FBI menggunakan undang-undang pemerasan yang mengizinkan hukuman mati
2 min read
WASHINGTON – Pejabat federal mendakwa tersangka penembak jitu John Muhammad berdasarkan ketentuan Undang-Undang Hobbs, menggunakan undang-undang tahun 1946 yang bertujuan untuk menindak kejahatan terorganisir yang merajalela di era tersebut untuk membuka jalan menuju hukuman mati.

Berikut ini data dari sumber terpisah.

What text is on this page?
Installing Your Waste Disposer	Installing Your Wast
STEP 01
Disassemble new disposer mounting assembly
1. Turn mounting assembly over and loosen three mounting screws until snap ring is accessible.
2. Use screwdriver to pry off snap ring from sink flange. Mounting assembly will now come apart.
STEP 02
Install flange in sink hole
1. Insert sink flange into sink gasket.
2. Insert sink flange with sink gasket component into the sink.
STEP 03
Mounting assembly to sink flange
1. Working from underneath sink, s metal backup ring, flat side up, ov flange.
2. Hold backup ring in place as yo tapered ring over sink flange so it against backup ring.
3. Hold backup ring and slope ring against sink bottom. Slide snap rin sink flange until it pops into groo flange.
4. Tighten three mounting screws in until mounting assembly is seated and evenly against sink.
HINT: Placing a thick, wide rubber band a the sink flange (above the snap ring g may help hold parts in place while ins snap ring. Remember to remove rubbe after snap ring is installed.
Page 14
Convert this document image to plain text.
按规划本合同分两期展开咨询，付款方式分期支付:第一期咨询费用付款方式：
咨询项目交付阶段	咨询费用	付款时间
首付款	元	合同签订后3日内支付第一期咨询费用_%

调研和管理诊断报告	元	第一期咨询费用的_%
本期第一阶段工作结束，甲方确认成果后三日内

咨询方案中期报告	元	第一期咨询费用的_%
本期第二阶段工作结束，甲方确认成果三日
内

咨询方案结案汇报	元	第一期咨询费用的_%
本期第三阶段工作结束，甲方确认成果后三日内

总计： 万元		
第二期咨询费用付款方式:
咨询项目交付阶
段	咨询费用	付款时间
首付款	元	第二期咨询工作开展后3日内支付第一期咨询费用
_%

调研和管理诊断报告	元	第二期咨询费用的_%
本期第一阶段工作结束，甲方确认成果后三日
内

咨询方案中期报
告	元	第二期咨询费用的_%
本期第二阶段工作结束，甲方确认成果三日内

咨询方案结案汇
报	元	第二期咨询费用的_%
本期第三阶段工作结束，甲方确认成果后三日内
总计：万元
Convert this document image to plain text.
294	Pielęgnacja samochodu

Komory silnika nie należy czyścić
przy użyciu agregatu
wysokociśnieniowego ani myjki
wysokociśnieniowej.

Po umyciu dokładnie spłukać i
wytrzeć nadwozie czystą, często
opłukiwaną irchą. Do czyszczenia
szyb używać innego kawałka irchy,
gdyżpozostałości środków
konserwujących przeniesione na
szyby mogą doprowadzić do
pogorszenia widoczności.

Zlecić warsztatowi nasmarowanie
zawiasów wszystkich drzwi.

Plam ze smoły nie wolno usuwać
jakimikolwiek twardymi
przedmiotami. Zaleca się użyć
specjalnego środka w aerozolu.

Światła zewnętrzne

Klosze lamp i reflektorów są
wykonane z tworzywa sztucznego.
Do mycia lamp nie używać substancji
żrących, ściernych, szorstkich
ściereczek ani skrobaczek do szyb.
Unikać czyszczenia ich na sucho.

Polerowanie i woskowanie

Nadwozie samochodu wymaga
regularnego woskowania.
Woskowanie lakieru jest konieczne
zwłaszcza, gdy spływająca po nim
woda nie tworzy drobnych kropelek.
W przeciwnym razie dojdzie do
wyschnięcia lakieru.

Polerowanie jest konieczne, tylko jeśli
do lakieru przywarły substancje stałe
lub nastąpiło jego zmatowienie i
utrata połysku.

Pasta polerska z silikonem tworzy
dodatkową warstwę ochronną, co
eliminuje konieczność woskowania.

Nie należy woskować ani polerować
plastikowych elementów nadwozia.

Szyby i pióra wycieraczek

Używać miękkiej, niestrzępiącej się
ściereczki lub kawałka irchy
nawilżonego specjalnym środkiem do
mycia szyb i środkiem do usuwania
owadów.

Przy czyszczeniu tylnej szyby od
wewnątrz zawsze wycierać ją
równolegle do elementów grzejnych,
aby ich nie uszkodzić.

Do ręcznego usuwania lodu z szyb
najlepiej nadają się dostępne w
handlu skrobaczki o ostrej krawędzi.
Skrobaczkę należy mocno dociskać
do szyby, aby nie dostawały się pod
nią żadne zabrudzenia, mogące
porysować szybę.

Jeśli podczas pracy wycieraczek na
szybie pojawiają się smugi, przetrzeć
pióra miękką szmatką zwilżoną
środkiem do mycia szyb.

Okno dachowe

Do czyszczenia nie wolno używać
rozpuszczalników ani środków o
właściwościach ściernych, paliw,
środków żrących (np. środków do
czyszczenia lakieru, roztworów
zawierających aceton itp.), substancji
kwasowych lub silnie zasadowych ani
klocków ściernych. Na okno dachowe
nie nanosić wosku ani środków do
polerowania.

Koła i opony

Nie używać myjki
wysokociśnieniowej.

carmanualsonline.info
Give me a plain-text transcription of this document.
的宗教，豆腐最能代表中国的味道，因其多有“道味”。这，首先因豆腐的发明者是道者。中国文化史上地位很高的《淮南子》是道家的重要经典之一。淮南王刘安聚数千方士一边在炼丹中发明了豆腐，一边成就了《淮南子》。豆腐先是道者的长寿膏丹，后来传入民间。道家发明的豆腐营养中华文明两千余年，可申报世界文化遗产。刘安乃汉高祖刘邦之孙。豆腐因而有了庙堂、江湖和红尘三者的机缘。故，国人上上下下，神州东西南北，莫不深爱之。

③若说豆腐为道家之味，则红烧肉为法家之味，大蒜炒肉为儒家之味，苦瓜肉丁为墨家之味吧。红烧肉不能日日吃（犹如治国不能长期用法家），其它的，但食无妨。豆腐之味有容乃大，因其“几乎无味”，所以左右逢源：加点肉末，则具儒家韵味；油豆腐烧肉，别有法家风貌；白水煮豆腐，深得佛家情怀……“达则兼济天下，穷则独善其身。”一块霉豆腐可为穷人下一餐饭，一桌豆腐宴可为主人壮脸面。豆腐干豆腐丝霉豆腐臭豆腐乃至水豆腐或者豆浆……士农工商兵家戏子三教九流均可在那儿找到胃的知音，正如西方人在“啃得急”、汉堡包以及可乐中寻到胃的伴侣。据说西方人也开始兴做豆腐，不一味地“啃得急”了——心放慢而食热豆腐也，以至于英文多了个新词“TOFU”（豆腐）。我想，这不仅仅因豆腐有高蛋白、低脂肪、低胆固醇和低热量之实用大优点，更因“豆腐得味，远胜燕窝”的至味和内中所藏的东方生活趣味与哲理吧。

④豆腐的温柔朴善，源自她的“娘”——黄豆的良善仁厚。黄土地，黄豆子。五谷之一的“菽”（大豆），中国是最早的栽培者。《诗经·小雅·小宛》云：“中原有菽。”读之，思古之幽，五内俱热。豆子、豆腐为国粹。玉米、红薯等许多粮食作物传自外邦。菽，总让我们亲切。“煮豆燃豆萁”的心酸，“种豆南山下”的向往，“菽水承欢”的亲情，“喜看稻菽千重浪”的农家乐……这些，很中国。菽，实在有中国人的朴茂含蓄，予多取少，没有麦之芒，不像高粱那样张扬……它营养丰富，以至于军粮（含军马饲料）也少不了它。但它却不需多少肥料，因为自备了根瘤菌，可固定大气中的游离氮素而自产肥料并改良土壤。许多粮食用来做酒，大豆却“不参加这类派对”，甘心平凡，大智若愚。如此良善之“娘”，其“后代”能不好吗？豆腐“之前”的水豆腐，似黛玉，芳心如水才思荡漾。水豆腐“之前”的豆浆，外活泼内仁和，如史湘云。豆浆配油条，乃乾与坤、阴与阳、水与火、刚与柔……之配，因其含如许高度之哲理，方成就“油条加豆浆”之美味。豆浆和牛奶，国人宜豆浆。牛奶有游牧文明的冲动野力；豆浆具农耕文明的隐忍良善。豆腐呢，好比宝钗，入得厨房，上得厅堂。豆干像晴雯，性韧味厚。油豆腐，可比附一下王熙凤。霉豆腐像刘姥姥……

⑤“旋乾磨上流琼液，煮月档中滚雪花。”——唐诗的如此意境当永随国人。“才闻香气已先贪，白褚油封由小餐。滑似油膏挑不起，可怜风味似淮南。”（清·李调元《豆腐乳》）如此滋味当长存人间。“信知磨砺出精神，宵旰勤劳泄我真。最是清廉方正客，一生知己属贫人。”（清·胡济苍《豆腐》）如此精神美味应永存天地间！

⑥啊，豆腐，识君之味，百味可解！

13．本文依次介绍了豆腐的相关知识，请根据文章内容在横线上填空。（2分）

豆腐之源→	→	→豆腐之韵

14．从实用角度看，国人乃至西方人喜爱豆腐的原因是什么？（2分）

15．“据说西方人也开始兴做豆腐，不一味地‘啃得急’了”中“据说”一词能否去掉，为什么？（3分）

Undang-undang tersebut mengklasifikasikan siapa pun yang “menghalangi, memperlambat, atau mempengaruhi perdagangan (antar negara bagian) … melalui perampokan atau pemerasan atau upaya atau konspirasi untuk melakukannya” sebagai melakukan kejahatan federal.
Sebuah catatan yang diyakini ditinggalkan oleh penembak jitu di lokasi penembakan di Virginia menuntut $10 juta dan perdagangan antar negara bagian terganggu, antara lain, kemacetan lalu lintas yang terjadi saat polisi mencari pembunuhnya.
Bahasa undang-undang yang luas memungkinkan pemerintah federal untuk campur tangan dalam berbagai kasus pidana yang seharusnya diputuskan di tingkat lokal.
Otoritas negara bagian dan lokal sering kali menyambut baik intervensi semacam itu, kata Daniel Richman, profesor hukum Universitas Fordham, karena intervensi tersebut memerlukan dana tambahan, lebih banyak staf, dan hukuman yang lebih berat.
Pemerintah AS juga kecil kemungkinannya untuk berkompromi dalam kesepakatan pembelaan, kata Richman. “Jaksa federal tidak terlalu kewalahan sehingga mereka harus menerima hukuman yang lebih ringan.”
Beberapa permohonan Hobbs baru-baru ini telah menyimpang jauh dari niat awalnya untuk membatasi perluasan aktivitas massa pascaperang di seluruh negeri.
Pada hari Senin, pengadilan banding federal yang terpecah memutuskan bahwa Hobbs Act dapat digunakan untuk menghukum seorang pria yang mengelola empat toko serba ada di Fort Worth, Texas.
Keputusan Pengadilan Banding Sirkuit AS ke-5 sangat tidak biasa. Delapan hakim agung yang memilih untuk membebaskan James McFarland Jr. yang mempertahankan hukumannya, tidak menulis opini; delapan pembangkang menulis dua, total 86 halaman.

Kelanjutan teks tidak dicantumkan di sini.